New Narratives in the Quest for Equality: Elites and Everyone Else


New Narratives in the Quest for Equality: Elites and Everyone Else

Daniel Perell
Representative of the Bahá'í International Community to the United Nations
New York, 21 August 2019

As the international community focuses increasing attention on global inequality, a central question emerges: Do the affluent play by a different set of rules?

It is indisputable that in numerous social settings, the well-to-do enjoy benefits and considerations not extended to those of more modest means. Yet, such individuals are themselves shaped by society just as much as they help to shape it. And those cultural norms and values link all people, regardless of material attainment, in ways that are more profound than we might realize.

Today, success is often defined largely in terms of the accumulation of wealth. Those with extreme wealth are revered, their lifestyles made visible in every form of media. And the contemporary global order emphasizes economic indicators, measuring progress by per-capita GDP and well-being by the rise and fall of stock indices. Can it then come as a surprise when money and individual power seem to become valued above all else?

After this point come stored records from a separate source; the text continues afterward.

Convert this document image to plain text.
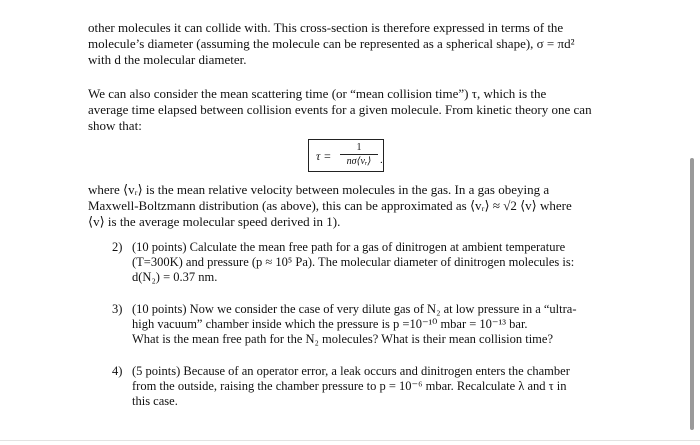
other molecules it can collide with. This cross-section is therefore expressed in terms of the
molecule’s diameter (assuming the molecule can be represented as a spherical shape), σ = πd²
with d the molecular diameter.
We can also consider the mean scattering time (or “mean collision time”) τ, which is the
average time elapsed between collision events for a given molecule. From kinetic theory one can
show that:
τ =
1
nσ⟨vᵣ⟩ .
where ⟨vᵣ⟩ is the mean relative velocity between molecules in the gas. In a gas obeying a
Maxwell-Boltzmann distribution (as above), this can be approximated as ⟨vᵣ⟩ ≈ √2 ⟨v⟩ where
⟨v⟩ is the average molecular speed derived in 1).
2) (10 points) Calculate the mean free path for a gas of dinitrogen at ambient temperature
(T=300K) and pressure (p ≈ 10⁵ Pa). The molecular diameter of dinitrogen molecules is:
d(N₂) = 0.37 nm.
3) (10 points) Now we consider the case of very dilute gas of N₂ at low pressure in a “ultra-
high vacuum” chamber inside which the pressure is p =10⁻¹⁰ mbar = 10⁻¹³ bar.
What is the mean free path for the N₂ molecules? What is their mean collision time?
4) (5 points) Because of an operator error, a leak occurs and dinitrogen enters the chamber
from the outside, raising the chamber pressure to p = 10⁻⁶ mbar. Recalculate λ and τ in
this case.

Social narratives are normative. They paint a picture not only of what could be, but what should be. And this affects those who control wealth and those who lack it. From this perspective, the rich are not puppet masters pulling strings atop the world. They are a particular set of actors responding, as would many others, to the messages and inducements—as well as the distortions, illusions, and constraints—of the dominant economic system.

Economic injustice is unquestionably linked to the conscious choices of the powerful and influential. Yet the excesses we decry are often the logical outcome of the goals and values that all of us, at every level of society, are told to embrace to one degree or another. Veneration of wealth, admiration for power, love of luxury—are these unknown outside the highest tax brackets? Could any of us claim that we would never seek to maximize our own advantage within the bounds of the law, or turn the rules of a system to our favor?

The values that we collectively give assent to, and which inform current economic arrangements, have led to certain patterns of behavior. Other values would lead to different aspirations and choices.

The time has come, then, to craft new narratives of ourselves and our societies—narratives that define different standards of success and wellbeing and assist those at all levels of affluence to construct more noble patterns of living and being together. Patterns which exalt the strength of community ties over the strength of quarterly earnings reports, which reward the depth of our commitment to universal wellbeing not the depth of our pockets, and which value the spirit of service rather than charisma.

Only as consensus grows around a different set of human values can new economic models begin to emerge. This requires the contributions of all, regardless of material circumstances.